When you break five Spridget gearboxes in 18 months, the cause can be considered more than heavy-handed driving. Tim Fenna started racing soon after he passed his driving test and the standard MG 'box couldn’t cope. So, the young engineer converted a Toyota gearbox to use instead. It worked a treat, the press loved it, orders flooded in and Frontline was born.
The robust gearbox then showed up the weakness in the rest of the car. Tim sought more power, better suspension, handling and brakes, and over time, he delivered. Essentially, Tim and his team made the car the original MG engineers always wanted to make, but using more modern, exacting and high-performance technologies. In fact, when reviewed by the late Don Hayter the original Chief Engineer of the MGB, he stated, "This is the car we always wanted to build."

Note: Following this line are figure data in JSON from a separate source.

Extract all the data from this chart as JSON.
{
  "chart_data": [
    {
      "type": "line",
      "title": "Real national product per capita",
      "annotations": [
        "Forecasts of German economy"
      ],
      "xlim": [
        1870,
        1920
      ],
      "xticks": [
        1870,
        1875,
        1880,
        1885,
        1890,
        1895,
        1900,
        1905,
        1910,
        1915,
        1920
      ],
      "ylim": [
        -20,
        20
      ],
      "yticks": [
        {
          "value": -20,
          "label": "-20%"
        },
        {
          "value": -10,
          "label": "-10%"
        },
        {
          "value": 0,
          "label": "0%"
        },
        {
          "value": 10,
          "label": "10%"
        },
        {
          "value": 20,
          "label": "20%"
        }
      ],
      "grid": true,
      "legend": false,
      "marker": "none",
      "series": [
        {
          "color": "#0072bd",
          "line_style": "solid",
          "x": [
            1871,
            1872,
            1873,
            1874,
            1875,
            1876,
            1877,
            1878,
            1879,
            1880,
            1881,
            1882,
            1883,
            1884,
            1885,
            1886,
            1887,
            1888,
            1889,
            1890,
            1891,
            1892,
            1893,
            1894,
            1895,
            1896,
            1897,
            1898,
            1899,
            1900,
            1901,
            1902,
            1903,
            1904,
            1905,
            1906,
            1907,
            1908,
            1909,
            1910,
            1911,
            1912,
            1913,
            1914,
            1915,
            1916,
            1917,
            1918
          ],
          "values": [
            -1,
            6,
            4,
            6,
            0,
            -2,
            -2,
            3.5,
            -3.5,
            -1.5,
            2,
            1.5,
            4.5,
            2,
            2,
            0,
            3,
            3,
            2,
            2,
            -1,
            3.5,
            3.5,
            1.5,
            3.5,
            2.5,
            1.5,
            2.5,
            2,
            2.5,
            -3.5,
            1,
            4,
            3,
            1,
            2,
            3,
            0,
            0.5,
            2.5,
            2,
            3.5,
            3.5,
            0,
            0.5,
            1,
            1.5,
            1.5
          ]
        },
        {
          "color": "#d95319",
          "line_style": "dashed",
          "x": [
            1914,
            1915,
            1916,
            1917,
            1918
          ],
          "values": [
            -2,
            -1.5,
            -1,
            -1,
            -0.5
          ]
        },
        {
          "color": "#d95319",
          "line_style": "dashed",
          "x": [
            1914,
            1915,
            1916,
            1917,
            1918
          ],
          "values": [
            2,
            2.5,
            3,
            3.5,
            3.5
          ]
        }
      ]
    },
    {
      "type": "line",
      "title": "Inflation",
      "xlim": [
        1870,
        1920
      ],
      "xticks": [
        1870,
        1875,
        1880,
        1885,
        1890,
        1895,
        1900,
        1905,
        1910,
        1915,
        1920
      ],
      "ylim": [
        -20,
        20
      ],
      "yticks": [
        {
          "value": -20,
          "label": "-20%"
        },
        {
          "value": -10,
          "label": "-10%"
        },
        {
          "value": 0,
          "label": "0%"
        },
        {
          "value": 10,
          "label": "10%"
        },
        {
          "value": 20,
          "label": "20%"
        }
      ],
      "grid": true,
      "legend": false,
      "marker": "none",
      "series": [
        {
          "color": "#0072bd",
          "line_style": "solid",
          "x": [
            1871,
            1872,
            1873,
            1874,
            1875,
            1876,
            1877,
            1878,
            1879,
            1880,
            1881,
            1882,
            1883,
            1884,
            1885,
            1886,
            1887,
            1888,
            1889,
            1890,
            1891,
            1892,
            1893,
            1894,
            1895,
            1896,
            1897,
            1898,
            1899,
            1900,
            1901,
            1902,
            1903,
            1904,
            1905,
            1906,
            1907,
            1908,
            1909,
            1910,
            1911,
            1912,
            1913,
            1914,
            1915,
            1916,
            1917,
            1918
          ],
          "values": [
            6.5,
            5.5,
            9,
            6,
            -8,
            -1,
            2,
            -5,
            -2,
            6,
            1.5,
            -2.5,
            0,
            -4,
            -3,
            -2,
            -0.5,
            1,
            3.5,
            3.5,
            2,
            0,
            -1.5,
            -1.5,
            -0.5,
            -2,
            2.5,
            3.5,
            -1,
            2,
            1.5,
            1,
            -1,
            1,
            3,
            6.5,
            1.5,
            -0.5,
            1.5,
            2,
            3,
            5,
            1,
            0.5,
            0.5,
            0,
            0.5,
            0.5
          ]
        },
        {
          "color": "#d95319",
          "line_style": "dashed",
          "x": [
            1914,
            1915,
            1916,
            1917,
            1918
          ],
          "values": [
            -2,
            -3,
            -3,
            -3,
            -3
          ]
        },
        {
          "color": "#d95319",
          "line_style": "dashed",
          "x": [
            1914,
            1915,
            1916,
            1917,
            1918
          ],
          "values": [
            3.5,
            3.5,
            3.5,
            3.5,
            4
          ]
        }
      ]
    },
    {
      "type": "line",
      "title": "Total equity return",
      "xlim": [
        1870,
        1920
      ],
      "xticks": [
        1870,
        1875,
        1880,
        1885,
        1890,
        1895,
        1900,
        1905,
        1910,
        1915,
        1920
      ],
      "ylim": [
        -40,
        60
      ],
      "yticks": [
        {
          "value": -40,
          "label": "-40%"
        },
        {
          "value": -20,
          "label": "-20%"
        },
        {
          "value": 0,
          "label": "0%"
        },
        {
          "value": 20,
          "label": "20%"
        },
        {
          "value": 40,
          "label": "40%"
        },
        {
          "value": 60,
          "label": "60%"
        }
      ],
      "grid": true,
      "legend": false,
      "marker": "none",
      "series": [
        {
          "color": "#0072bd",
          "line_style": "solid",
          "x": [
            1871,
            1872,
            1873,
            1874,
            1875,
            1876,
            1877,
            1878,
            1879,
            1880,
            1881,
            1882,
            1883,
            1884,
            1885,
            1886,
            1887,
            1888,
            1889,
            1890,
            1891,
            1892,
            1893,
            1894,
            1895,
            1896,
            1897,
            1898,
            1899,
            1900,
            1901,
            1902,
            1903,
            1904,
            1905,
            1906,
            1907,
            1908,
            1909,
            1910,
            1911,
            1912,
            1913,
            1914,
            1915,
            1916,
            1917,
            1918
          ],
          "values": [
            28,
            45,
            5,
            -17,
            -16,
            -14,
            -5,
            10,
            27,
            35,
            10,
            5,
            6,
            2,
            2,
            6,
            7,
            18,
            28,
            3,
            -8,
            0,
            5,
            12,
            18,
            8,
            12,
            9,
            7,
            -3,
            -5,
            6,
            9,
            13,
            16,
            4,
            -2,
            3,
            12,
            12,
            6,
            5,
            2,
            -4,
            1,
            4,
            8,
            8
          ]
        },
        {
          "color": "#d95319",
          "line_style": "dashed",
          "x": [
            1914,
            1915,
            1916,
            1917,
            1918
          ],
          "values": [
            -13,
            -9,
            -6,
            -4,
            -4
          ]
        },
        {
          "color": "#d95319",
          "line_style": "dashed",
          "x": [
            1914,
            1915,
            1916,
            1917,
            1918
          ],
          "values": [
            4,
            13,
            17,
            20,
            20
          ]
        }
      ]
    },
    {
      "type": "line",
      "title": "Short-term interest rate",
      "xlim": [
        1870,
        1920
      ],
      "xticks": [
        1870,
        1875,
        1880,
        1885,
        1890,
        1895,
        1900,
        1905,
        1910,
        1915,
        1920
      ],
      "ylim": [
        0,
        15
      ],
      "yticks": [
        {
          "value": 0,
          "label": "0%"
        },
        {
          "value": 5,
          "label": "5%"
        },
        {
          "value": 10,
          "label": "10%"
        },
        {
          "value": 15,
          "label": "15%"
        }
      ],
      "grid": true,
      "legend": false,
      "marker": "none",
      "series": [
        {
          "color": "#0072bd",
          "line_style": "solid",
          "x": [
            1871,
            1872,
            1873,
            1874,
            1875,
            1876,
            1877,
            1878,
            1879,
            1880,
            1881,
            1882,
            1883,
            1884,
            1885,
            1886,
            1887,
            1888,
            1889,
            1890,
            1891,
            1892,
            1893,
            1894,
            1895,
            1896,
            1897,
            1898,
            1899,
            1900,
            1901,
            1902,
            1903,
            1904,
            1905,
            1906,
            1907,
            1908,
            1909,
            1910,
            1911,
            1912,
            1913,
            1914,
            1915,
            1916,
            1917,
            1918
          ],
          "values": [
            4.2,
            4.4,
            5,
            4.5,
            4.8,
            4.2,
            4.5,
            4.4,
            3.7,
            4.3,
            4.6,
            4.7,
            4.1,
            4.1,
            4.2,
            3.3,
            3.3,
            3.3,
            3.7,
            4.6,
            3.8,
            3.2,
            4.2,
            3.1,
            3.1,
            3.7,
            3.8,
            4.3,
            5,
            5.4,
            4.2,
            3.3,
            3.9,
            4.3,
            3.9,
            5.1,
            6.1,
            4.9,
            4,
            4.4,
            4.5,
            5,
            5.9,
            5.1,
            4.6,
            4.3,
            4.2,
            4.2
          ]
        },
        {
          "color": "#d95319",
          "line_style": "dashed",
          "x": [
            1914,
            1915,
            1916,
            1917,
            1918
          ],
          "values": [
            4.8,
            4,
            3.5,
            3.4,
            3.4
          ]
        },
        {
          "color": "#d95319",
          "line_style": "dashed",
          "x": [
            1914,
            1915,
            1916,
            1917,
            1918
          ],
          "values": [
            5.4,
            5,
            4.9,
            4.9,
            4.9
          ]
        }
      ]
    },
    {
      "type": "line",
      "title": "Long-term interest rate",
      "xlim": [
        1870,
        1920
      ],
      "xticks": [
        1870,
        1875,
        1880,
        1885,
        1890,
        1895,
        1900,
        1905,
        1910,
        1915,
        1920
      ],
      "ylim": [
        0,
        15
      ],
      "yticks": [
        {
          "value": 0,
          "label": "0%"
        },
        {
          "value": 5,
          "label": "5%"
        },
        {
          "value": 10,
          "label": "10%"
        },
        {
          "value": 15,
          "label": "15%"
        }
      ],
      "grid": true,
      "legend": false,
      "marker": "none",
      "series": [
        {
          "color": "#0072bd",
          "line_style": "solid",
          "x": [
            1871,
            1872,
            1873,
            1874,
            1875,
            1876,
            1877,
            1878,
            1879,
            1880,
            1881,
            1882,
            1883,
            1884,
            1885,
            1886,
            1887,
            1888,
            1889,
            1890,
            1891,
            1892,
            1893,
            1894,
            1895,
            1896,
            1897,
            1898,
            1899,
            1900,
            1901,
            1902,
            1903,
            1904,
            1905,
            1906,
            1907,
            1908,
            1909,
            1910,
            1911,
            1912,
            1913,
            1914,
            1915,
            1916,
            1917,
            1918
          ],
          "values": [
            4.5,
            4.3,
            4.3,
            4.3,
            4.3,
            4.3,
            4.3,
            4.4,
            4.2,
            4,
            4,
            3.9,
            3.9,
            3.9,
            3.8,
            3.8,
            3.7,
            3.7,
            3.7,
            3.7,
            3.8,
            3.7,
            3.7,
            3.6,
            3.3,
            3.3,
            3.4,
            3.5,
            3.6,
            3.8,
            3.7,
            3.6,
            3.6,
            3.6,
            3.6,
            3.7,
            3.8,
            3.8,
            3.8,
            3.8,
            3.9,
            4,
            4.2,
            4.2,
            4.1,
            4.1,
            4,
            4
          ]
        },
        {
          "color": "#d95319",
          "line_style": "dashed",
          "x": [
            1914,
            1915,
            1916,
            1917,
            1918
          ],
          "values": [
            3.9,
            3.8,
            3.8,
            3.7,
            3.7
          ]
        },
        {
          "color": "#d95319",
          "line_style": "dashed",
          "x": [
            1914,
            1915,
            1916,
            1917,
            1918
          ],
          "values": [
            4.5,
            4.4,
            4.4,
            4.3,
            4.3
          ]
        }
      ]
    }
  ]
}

Frontline was born in 1991 to develop MG drivetrains for race-proven reliability. By 1997 Frontline was a fully established performance parts supply operation and thirteen years later the company relocated to Abingdon and the former Benetton F1 factory where the Company is based to this day. It was in Abingdon that the restoration services flourished, many incorporating upgraded Frontline components. Ultimately, the aim was to build complete 'Restomod' MGBs - to offer an MGB without comprise. It took 10 years of hard graft, but the result was the LE50: an ultimate MGB of their own. And it was an instant hit.
Despite the LE50's performance prowess, some customers wanted even more performance. The result was the Abingdon roadster: an ultimate, optimised version of the Mazda-powered LE50. BBC Top Gear presenter and show host/DJ Chris Evans voted it the finest car he had driven during the whole Top Gear season. So, the Abingdon sold out very quickly, demonstrating the demand for MGBs that could perform as well as almost any modern car. And so the Abingdon factory grew.
During these expansion years Ed Braclik was partner to Tim Fenna, masterminding the sales and promotion aspects to the business from 2008 to 2021. Ed had been an early Frontline customer and 'bought in' to such an extent that he ended up a pivotal influence in the Company's growth. With Maggie Patston running the office and admin since 1995, staff loyalty has played a core role in the Frontline story.
Customer relationships are close at Frontline and such a personal service fuelled international sales which grew majorly, Frontline LE50s, Abingdon Editions and Bespoke Editions being sold all over the world. By the time the LE50 and Abingdon were sold out well over 100 Frontline MGs had been made.
Today Frontline enters a new era, presenting the LE60 V8 GT and the Electric Edition 'BEE' - two very different cars. The LE60 is the ultimate vision of a MGB Grand Tourer with pace, agility and character in abundance; the BEE is an electric B (B Electric Edition) and shows how electric cars can be thrilling to drive, too.
Over 30 years on, Frontline has built a formidable reputation for building classics that are beautifully engineered, exquisitely made pure drivers' cars. Every Edition is created with passion and in full pursuit of perfection.
The Pininfarina-styled MGB was the ubiquitous British sportscar. Over half a million were built from 1962-80 and, although designed to a low budget and built to a questionable quality standard, every one of them brought glamour, practicality and joy to its enthusiastic owner.
MGBs were also easy to work on, and even today officially sanctioned original machinery reproduces original body shells. So, the market was strong for a much-improved MGB: for the kind of car the MG engineers originally dreamed of building, before the money men got involved... And Tim Fenna took on the challenge, creating one of the very first 'restomod' classic cars: that is a much improved and thoroughly modernised version of an existing classic car.
While other 'restomod' firms took high quality, exotic cars as the 'basis' vehicles - Porsches, E-type Jaguars, Mercedes - Tim was determined to evolve the MGB into something world beating. It was light, popular, pretty and the basic design was terrific. And there were modern engines from Mazda that suited the vision perfectly...
So, Frontline MGs were to be far more than dressed-up or accessorised 'restomods': they were to rebuilt to ultimate standards, from all aspects of the engineering (drivetrain, suspension, brakes, rigidity) to door shut-lines, panel seams and every detail. Taking a lead from the finest custom and coachbuilding traditions and combining them with cutting-edge race-bred engineering, the result is a Frontline MG: high performance cars like no others in the world.
There is probably no other company that takes a 50-60 year old low-cost, mass-produced sports car and turns out into a model the fits perfectly into the modern world. Moreover, a car that is an icon and heirloom - something to treasure forever.
As any classic car owner knows, modern cars are built to far better standards and impressive levels of efficiency and reliability. However, modern cars are also often very boring indeed.
At Frontline, the charisma and appeal of the original MGB is fundamentally imbued into the brilliance of the modernised tech. Moreover, all the rough edges and compromises are painstakingly removed. Even the paintwork is several times as thick, and takes hundreds of hours to perfect. And the interior is more akin to a fine glove than sports car vinyl of old…
Above all, it’s a very personal process. The customer is involved at every stage from conception and commission to creation and refining: it’s a happy and rewarding journey in the making.